For those of you who are interested in numbers but not good at counting, that's 7(!) people at a fully-improvised event where (1) interpreting audience-input in a relatively focused and accessible way and (2) keeping the instrument volumes in balance with the vocals are both of fairly-high importance. And really, on both of those counts this was possibly the best group yet! Apparently, if the players are actively listening (something I know I can count on from all of these guys), 7 people is actually a great number of people for something like this -- allowing each person to play more sparsely and have plenty of leftover attention to explore and amplify whatever conceptual challenges the audience has thrown our way.
Throughout the evening, grooves, melodies, and counter-melodies morphed and intertwined seamlessly with nary a hint of devolving into an escalating-volume war. In fact, now that I think about it, we actually had 8(!!) for a while when William Precht briefly plugged in a thumb-piano for perhaps our most nuanced, uplifting, and rhythmically-interesting piece of the evening.
We started a bit late due to a combo of transportation malfunctions and generally poor time-management on my part. Except for Dennis, who was still completing his marathon journey to the Chai House, we were all finally ready to go at around 8:30, when I got a funny feeling about the recording device and decided to check the adapter.

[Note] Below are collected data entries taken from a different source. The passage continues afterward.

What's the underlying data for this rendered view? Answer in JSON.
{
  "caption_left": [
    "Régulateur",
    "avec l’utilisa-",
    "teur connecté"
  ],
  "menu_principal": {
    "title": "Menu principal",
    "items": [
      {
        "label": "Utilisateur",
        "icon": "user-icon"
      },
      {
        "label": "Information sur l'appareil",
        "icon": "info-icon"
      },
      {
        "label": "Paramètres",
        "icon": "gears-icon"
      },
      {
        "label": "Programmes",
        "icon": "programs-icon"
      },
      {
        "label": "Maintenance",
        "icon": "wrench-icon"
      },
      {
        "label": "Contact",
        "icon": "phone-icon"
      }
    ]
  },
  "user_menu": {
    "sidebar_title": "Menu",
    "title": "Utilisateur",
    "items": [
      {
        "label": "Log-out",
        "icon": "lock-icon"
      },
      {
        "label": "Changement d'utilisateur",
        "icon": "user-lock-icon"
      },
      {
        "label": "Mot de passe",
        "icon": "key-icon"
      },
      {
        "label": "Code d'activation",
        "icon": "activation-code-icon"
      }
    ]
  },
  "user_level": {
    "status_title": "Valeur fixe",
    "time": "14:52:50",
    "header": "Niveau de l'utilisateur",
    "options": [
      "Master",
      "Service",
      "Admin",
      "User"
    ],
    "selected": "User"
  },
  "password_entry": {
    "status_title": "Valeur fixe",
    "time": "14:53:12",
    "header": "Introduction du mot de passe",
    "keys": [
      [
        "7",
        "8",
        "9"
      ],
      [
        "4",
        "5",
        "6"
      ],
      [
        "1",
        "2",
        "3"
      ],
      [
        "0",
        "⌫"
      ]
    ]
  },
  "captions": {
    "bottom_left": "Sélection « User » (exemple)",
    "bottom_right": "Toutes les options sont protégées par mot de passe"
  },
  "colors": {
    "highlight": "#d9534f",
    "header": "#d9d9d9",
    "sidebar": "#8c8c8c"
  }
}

Sure enough, the AC-power adapter was shorting and the screen was already flashing the 'low-battery' message. Sensing that it was likely to be an extra good one, I booked over to the drug store on foot while everybody else started warming up with some instrumental grooves. The recording here starts when I got back about 10 minutes later and stuffed the new batteries in. Since, we had less than 90 minutes from our start-time to Chai-O'Clock, the show became a single unbroken marathon set!
With only a little hounding of the audience on my part, the transparencies began showing up on the overhead-projector early in the evening and became ever-more-inspired, all the way up to the closing verbal input of the night from Erin, "Snails Exploring an Abandoned Salt-Mine".

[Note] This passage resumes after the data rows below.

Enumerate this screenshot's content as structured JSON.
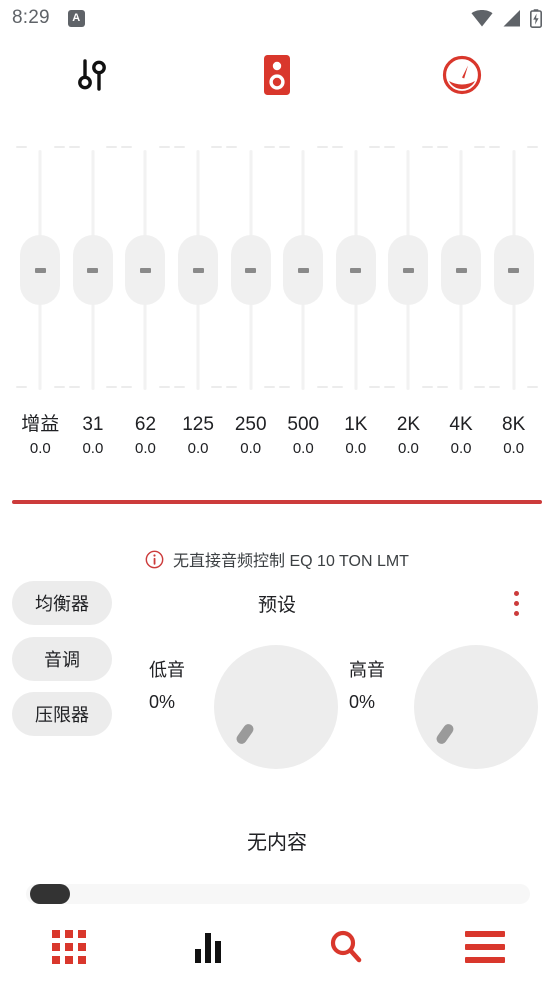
{
  "statusbar": {
    "time": "8:29",
    "badge_label": "A",
    "icons": [
      "wifi-icon",
      "cell-signal-icon",
      "battery-charging-icon"
    ]
  },
  "toolbar": {
    "items": [
      {
        "name": "tuner-sliders-icon",
        "color": "#111111"
      },
      {
        "name": "speaker-icon",
        "color": "#d9372c"
      },
      {
        "name": "gauge-icon",
        "color": "#d9372c"
      }
    ]
  },
  "equalizer": {
    "accent_color": "#cc3b3b",
    "bands": [
      {
        "label": "增益",
        "value": "0.0",
        "position_pct": 50
      },
      {
        "label": "31",
        "value": "0.0",
        "position_pct": 50
      },
      {
        "label": "62",
        "value": "0.0",
        "position_pct": 50
      },
      {
        "label": "125",
        "value": "0.0",
        "position_pct": 50
      },
      {
        "label": "250",
        "value": "0.0",
        "position_pct": 50
      },
      {
        "label": "500",
        "value": "0.0",
        "position_pct": 50
      },
      {
        "label": "1K",
        "value": "0.0",
        "position_pct": 50
      },
      {
        "label": "2K",
        "value": "0.0",
        "position_pct": 50
      },
      {
        "label": "4K",
        "value": "0.0",
        "position_pct": 50
      },
      {
        "label": "8K",
        "value": "0.0",
        "position_pct": 50
      }
    ]
  },
  "info": {
    "icon": "info-circle-icon",
    "text": "无直接音频控制 EQ 10 TON LMT",
    "color": "#cc3b3b"
  },
  "mode_buttons": [
    {
      "label": "均衡器"
    },
    {
      "label": "音调"
    },
    {
      "label": "压限器"
    }
  ],
  "preset": {
    "label": "预设",
    "menu_icon": "kebab-menu-icon"
  },
  "knobs": [
    {
      "label": "低音",
      "value": "0%"
    },
    {
      "label": "高音",
      "value": "0%"
    }
  ],
  "content": {
    "empty_text": "无内容"
  },
  "seekbar": {
    "thumb_position_pct": 1
  },
  "bottomnav": {
    "items": [
      {
        "name": "grid-apps-icon",
        "color": "#d9372c"
      },
      {
        "name": "equalizer-bars-icon",
        "color": "#111111"
      },
      {
        "name": "search-icon",
        "color": "#d9372c"
      },
      {
        "name": "hamburger-menu-icon",
        "color": "#d9372c"
      }
    ]
  }
}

Here's a rough outline of what went down: 0:00:Warmup-Jams/JC-Introduction/Dennis Arrives/More Jams, 20:30: 'A Musical Experience in 10 Words or Less with Some Cheating', 27:30: 'The "Musical" Love Song', 39:30: 'Todd's Abstract Graphical Swirl-Score', 44:00: Thumb-Piano Jam --> 52:45: "The Key", 59:30: Challenger-Penned Lyrics ("Leanne Rhymes With Busta"), 1:09:00: Sadbot's Grand Cycle, 1:15:30: Snails Visiting A Salt Mine, 1:24:00: Introductions/Sweet Home Mr. Spot's.
So that's it for this one! It feels like this format is really starting to come together. I'm looking forward to coming up with some new challenge-templates over the next month. I'm also looking forward to seeing where this goes if we can keep at least 75% of the band from show to show and can make the whole concept as accessible for the Challengers as it seemed to be on this particular Wednesday. As always, feel free to add your own notes in the comments here!